The destructive forces of family and sin are common themes in Anderson’s films, from the father figure atoning for his sins with guidance and world-worn wisdom in the underrated “Hard Eight,” the family of pornographers torn asunder by greed and rocked by moral questions in “Boogie Nights,” the emotional scarrings that define families and destinies in “Magnolia,” and the psychological toll of emotional abuse at the hands of overbearing siblings in “Punch-Drunk Love.” But for the first time in his work, Anderson’s explorations of these themes seem to come from somewhere deep within the characters, not from the ideas of a screenwriter, and not only from the central relationship between Daniel and H.W.- we see in the Sunday’s how loyalties are divided by greed. Paul has tipped off Plainview of his family’s land, one suspects for his family’s gain. However, after his father is swindled on the deal from Plainview, Eli admonishes his family for their stupidity; of course, Eli’s more concerned, it seems, with gaining further funding for his church than his family’s well-being. It’s curious how Paul is never seen again after his meeting with Plainview; are he and Eli really supposed to be twins (as I’ve read), or is Eli scripting his own parable with which he can teach from? A tantalizing question that the film never answers, even with the finale in which Daniel and Eli- both true iconoclasts- mentally and physically duke it out, not really leaving anything decided, although allowing for an ending the film- and the characters- rightfully deserve.

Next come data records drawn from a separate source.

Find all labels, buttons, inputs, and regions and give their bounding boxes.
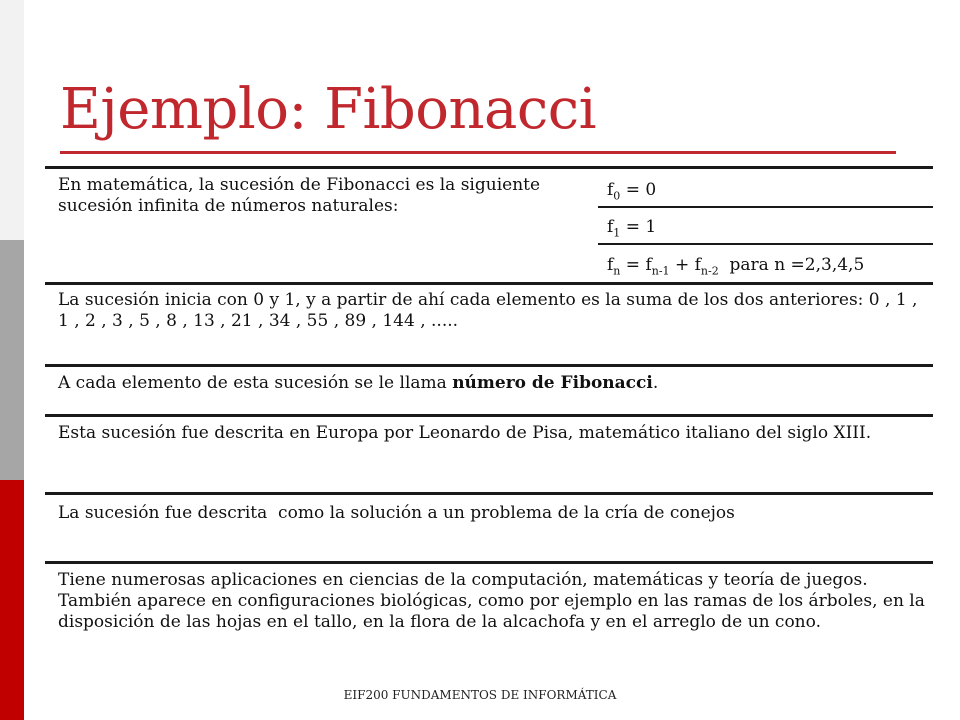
table-cell-rabbits: La sucesión fue descrita como la solución a un problema de la cría de conejos <box>58 503 735 523</box>
equation-f1: $f_1 = 1$ <box>607 217 657 240</box>
table-rule-row3 <box>45 364 933 367</box>
table-rule-top <box>45 166 933 169</box>
equation-fn: $f_n = f_{n-1} + f_{n-2}$ para n =2,3,4,5 <box>607 255 865 278</box>
title-underline <box>60 151 896 154</box>
table-cell-sequence: La sucesión inicia con 0 y 1, y a partir de ahí cada elemento es la suma de los dos anteriores: 0 , 1 , 1 , 2 , 3 , 5 , 8 , 13 , 21 , 34 , 55 , 89 , 144 , ..... <box>58 290 918 331</box>
slide-footer: EIF200 FUNDAMENTOS DE INFORMÁTICA <box>343 688 617 702</box>
table-cell-definition: A cada elemento de esta sucesión se le llama número de Fibonacci. <box>58 373 659 393</box>
term-fibonacci-number: número de Fibonacci <box>452 373 653 393</box>
sidebar-band-middle <box>0 240 24 480</box>
table-cell-applications: Tiene numerosas aplicaciones en ciencias de la computación, matemáticas y teoría de juegos. También aparece en configuraciones biológicas, como por ejemplo en las ramas de los árboles, en la disposición de las hojas en el tallo, en la flora de la alcachofa y en el arreglo de un cono. <box>58 570 925 632</box>
slide-title: Ejemplo: Fibonacci <box>60 77 597 142</box>
table-rule-row6 <box>45 561 933 564</box>
table-rule-row5 <box>45 492 933 495</box>
table-cell-history: Esta sucesión fue descrita en Europa por Leonardo de Pisa, matemático italiano del siglo XIII. <box>58 423 872 443</box>
table-cell-intro: En matemática, la sucesión de Fibonacci es la siguiente sucesión infinita de números naturales: <box>58 175 541 216</box>
sidebar-band-bottom <box>0 480 24 720</box>
table-rule-row2 <box>45 282 933 285</box>
equation-f0: $f_0 = 0$ <box>607 180 657 203</box>
table-rule-row4 <box>45 414 933 417</box>
sidebar-band-top <box>0 0 24 240</box>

Of course, such an ending would be impossible to really buy into without great actors in the roles, and Anderson has landed tremendous work from both Day-Lewis (besting his role as “Bill the Butcher” in Martin Scorsese’s “Gangs of New York” in calculating wickedness) and Dano (a revelation after his tragic role in the comic “Little Miss Sunshine”). Daniel Day-Lewis has gotten all the press, and rightfully so, staying true to the character’s motivations and mad glint of greed even as he shows hints of the self-loathing man beneath; if I had one problem with the performance, however, I would say that its’ one-note is hard to sustain compellingly in a film with so few compellingly-drawn supporting characters. Damned if Day-Lewis doesn’t sustain it, but I think the fever pitch of it has caused some overpraising by critics. Dano’s the one that’s probably gonna stick out in my memory, anyway- how he failed to miss Oscar’s final five is a crime. He captures the transparent devilry at work in people who preach by the cloth but act for their check book- fundamentalist talking heads of all religions take note; we have your number. Making it all the more effective is Dano’s baby-faced features- it’s always the ones you least suspect you have to be the most careful with.
As Day-Lewis and Dano’s characters collide onscreen, Anderson’s directorial energy fully blossoms before our eyes; the first fifteen minutes of wordless storytelling (in which we see the development of Plainview into the character we’ll follow throughout the rest of the film) is some of the most astonishing he’s ever done. Aided, in large part, by a score by Radiohead rocker Johnny Greenwood that’s makes experimental music appear downright commercial, Anderson fashions a film epic in ideas, themes, and story, if not in budget and pyrotechnics. Doesn’t matter- I’ll take a film whose definition of “epic” falls more into the first three categories anyway; it’s more likely to find itself watched more as the years go by.